Sex After Birth

Lately, writing for pregnancy and postpartum life has been on my mind. I didn't know how to incorporate that here to the blog because not all the readers are pregnant or postpartum women BUT when I am feeling led to do something, I have to honor that. This day of the week will be reserved for these topics. Besides my clinical herbal education and experience, I am a certified labor and postpartum doula, which includes mother roasting.


I have had 4 babies...all vaginal deliveries but this post applies to all postpartum women.

When I was pregnant with my first, I had a friend who was having an elective c-section because she didn't want it to "mess her up down there". I hadn't really considered that but I knew that an elective c-section wasn't for me, so I thankfully never reconsidered my stance.

But then when our oldest was born...I was dead set that my husband would NOT be able to see below the waist. I mean, he could still see enough to be able to witness the beauty of childbirth but not be "grossed out" by the image. Side note here: that did change as subsequent babies came.

Once the immediate postpartum moved into a more comfortable rhythm at home, the idea of sex came to mind, and I was immediately worried. I was worried that it wouldn't be the same for my husband or for me. I was worried that it would feel as good or that my husband wouldn't be able to see me the same way.

Then, at my 6 week check up, my OB (we were in Germany at this time) asked if we were ready for the next baby! Apparently I bounced back rather quickly, physically speaking. Granted, I was 20 at the time so that is not a surprise but it was kind of the morale boost to get back into the sack.

It was...nerve wracking.

BUT the changes my body had gone through, didn't change the intimacy level. And that shocked me.

As time went by and I felt more and more comfortable, I realized that it still felt...great. Yes, I had a minor tear with my delivery...and I did with all my deliveries but sex was and still is amazing. It just takes us moms some time to wrap our minds around it.

Yes, postpartum sex can feel uncomfortable, which is why I don't recommend pushing yourself into full sex. Intimacy can still be had in other ways. As women, our minds play a HUGE role in how good or bad sex can feel. If we are worried/tired/stressed, it will affect our natural secretions and it can be painful...even if we feel like we "want it".  Our brains can go from basically jumping our partners to 5 minutes later remembering that we forgot to start the diapers in the wash...and we can lose it. THIS IS ALL NORMAL.

Tell your partner everything. What you like, what you don't like. Tell them that you aren't ready even though you love and desire them. Respecting what your body tells you is crucial to holistic health. Tell them that your get distracted by XYZ (if they haven't been able to figure it out) and that it is important that these things get taken care of (hopefully they will also get that you are saying...hey, you need to do this).

When you are ready, if you are worried about dryness, I recommend using a natural oil (if you are using latex condoms, this is usually not a good idea). Sweet almond, sesame, or coconut oil all are good options. With coconut oil, this can be drying long term (not just for this purpose but for other topical applications as well), so keep that in mind.

For those using condoms...I recommend checking out Sustain Natural. This company has designed their products to be "vagina friendly" meaning they don't use parabens, toxic chemicals, or carcinogens in any thing. They have condoms (this is the company that my husband and I have on hand for when I am ovulating) and lube, wipes, tampons, and pads. On top of that they give 10% of their profits to women's healthcare organizations. Lets not make postpartum sex more nerve wracking by worrying about what kind of chemicals are going into/onto our sensitive body.

Give yourself plenty of foreplay before anything. While before having children you might have been able to be "ready to go" at the drop of a hat (and you still might be able to), things change (and not just from having children but from getting older period). Be upfront about what you NEED. Sex is a beautiful aspect of our health and only you know what you need/want. Both your partner and yourself need open communication to be able to enjoy it. While your partner may know what you like, they can't read your mind (and its unfair to assume they can). This may also include enjoy a beer or glass of wine to help your relax a little.

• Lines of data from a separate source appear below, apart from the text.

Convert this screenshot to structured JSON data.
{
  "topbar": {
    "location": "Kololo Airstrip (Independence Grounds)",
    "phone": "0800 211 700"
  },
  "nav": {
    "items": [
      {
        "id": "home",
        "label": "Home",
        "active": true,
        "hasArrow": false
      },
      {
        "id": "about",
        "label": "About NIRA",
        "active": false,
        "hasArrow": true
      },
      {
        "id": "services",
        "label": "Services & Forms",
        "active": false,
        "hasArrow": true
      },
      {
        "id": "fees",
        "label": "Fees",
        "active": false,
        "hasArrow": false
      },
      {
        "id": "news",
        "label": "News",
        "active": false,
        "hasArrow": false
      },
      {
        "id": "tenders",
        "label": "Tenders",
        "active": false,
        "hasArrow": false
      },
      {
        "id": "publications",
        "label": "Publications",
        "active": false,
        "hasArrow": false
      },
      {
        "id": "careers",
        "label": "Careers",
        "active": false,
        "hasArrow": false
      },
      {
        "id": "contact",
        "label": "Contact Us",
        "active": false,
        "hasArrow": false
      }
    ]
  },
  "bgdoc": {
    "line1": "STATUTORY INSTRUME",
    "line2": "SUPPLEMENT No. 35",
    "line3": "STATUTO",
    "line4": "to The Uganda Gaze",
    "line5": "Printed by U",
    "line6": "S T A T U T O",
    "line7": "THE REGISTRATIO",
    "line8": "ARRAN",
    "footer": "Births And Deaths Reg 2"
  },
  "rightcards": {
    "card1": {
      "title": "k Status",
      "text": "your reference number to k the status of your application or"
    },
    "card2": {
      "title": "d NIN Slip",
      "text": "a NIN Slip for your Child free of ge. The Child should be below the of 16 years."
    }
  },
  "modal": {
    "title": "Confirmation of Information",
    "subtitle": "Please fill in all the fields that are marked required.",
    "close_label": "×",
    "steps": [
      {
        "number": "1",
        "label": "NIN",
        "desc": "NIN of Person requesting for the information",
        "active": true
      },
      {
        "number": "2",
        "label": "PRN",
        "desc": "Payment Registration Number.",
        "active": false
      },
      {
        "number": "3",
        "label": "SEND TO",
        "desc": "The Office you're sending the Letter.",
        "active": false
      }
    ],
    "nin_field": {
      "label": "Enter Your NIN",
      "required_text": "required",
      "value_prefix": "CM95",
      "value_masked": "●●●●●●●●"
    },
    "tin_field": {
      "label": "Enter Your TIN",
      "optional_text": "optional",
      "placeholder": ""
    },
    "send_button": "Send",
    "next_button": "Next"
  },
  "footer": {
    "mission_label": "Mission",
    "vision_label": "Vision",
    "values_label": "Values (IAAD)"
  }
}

Additionally, talk to your partner about everything before you decide to go for sex. While you just went through a lot, their life shifted too. They might be scared about hurting you. They might be struggling with the stress too. This can affect them greatly...so much that they might not be able to be ready to go at the drop of the hat either.

Lastly, which I have covered a bit already, don't force it to happen. While it seems like a great plan to have the grandparents watch the baby for a few hours so you two can "do it" without worries, that can also put pressure onto both parties to actually have sex during that allotted time period. Yes, you should be asking family to watch the children for you, if you can. Not just for sex but for taking care of yourself and your relationship.


If you find that you have any concerns, talk with someone. Talk with an herbalist, a naturopath, a chiropractor...there are so many natural options for any of your concerns, as well as being able to confide in someone. Talk with other parents who you feel comfortable with (additionally, if someone confides in your, keep it to yourself, don't even share with your partner).